What's it like to work from home?

It’s been eight months since I started working from home. I’m with a company called Bloom Solutions; it’s a fintech startup based in the Philippines. Everyone works remotely; we meet face-to-face once or every other a week. Sometimes a few people meet up together in a coffee shop for tightly done work. Other than that, under normal circumstances, most of the work being punched out is done at home.

Benefits

“Working from home” certainly has its benefits:

Time efficiency

Probably the most valuable benefit. No more 1 1/2 hour one-way commutes, it saves me 3 hours of being on the road. When it rains, make that 4 hours + 400PHP for getting Uber or Grab. Computing that on the back of the napkin, that’s 15 hours a week spent on the road. Its 60 hours a month, equivalent to 2.5 days a month. If you compute that over a year, it’s equivalent to 30 days being the road. A month where I could’ve spent somewhere else. I now spend more time with my newborn, help out my wife around the house, exercise, hobbies, and time for other things.

Minimal personal expenses

No parking expense. No commute expense. No gas expense. No “lunch money” expense. Cook food and eat at home.

Work not scoped to location

I go out of the country, go to Tagaytay, go to a beach. It’s all okay; just sync timezones and schedules with the team and make sure that you have no client-facing meetings scheduled.

Flexible schedule

As long as I sync with the team and not miss out on any important meetings, I can do errands and still put out the work needed. Gone are the days that you’ll have to take a leave to get your VISA or Driver’s License.

Environment fosters tangible results for Creatives/Knowledge-workers

Work from home can be one of those ways to leave little place for programmers to operate in a “body shop” mentality. “Body shop” mentality is a certain mindset where “number of hours being inside the office” is the subconscious metric to measure productivity.
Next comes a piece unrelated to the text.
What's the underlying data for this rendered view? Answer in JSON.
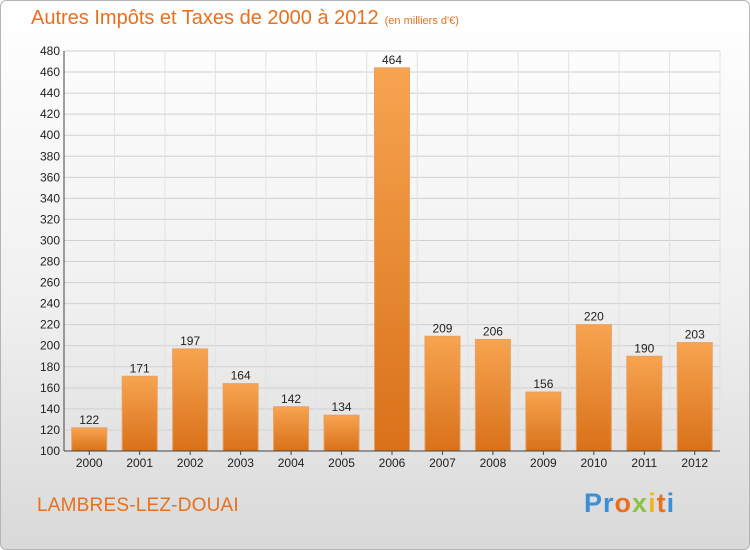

Working from home, however, can provide a setup for people to produce tangible value instead of just waiting for 5 pm to arrive. Most people get this feeling that when co-workers are around, you subconsciously feel the need to make it look like you’re always working on something. Always. Still working on something. Typing something. Is the boss in the office? Display that busy IDE. Make random meetings.

When you’re working at home, you’re by yourself; it’s just between you and that task list. Just get those done. Sit down, write down the details of what you’re working on, work on a task, ship it, and check that task off the list. Make sure your co-workers can pick up, understand what you wrote, see what’s finished and what’s not. Otherwise, nothing will happen, and the company will feel the missing pieces of the work coming from you. Take note that this doesn’t apply to specific industries, and culture dictates how people operate in a self-sustaining manner more than a “remote work” setup.

Productive meetings

The meetings revolve around strategy, direction, and design decisions. No 1-hour meetings discussing status updates or doing follow-ups.

Disadvantages

Though it certainly has it’s disadvantages:

Distraction from Friends and Relatives

When friends and relatives are visiting, this is how it usually goes when my wife mentions to them I work from home: “Oh! Does he work from home? That sounds great! Hey Ace, how’s working from home? Anyway, have you watched the new season of Stranger Things?”. “Umm, it’s great!”. As much as I want not to offend you, please let me focus. This same situation applies to people in the office; the difference between working from home is: the people around you aren’t working. Your lack of interactivity would sometimes come across wrongly to relatives and friends. To some, because you’re in your PJ’s, it doesn’t have much visual weight as someone in the office, you may come across as someone being available for chit-chat.

Solution - Smile and gently tell them that you’re currently working, and they won’t bother you as much instead of just deflecting their chit chat.

Blurring Lines between Life and Work

In the first few weeks, you wouldn’t know that it’s already at the weekend. Life and work are blurred together. I try to place some distance between them. Before I face my laptop, I take a bath, brush my teeth, wear something else aside from my PJs, have my breakfast, and then “go” to work. This “distance” involves going to a place in the house where my “office chair” and “table” resides. Then there’s your wife and your children. They know you shouldn’t be bothered, so they don’t, but really, they’re there. It’s hard not to talk to Elain and play with Navi when I’m just a tap away.

Solution - We’ve established a group of hours where I can help out in chores or hold/play with Navi. Mainly breakfast, lunch, and afternoon snack time. Elain also asks first if I’m on a Pomodoro break, or if I’m waiting for CI to pass and build images so that she can ask for help and small favors.

Personal Rhythm

Being at home may make you fall into the temptation of just binge-watching videos, surfing social media, or looking at HackerNews. Just make sure to maintain discipline, focus, and be systematic with how you spend your time.

Solution - I have my time tracker, Harvest, and keep track of what I’m working on and my time. This rhythm gets me going.

I’ll probably update this post as time goes by, it’s undoubtedly a life-changing on-going experience.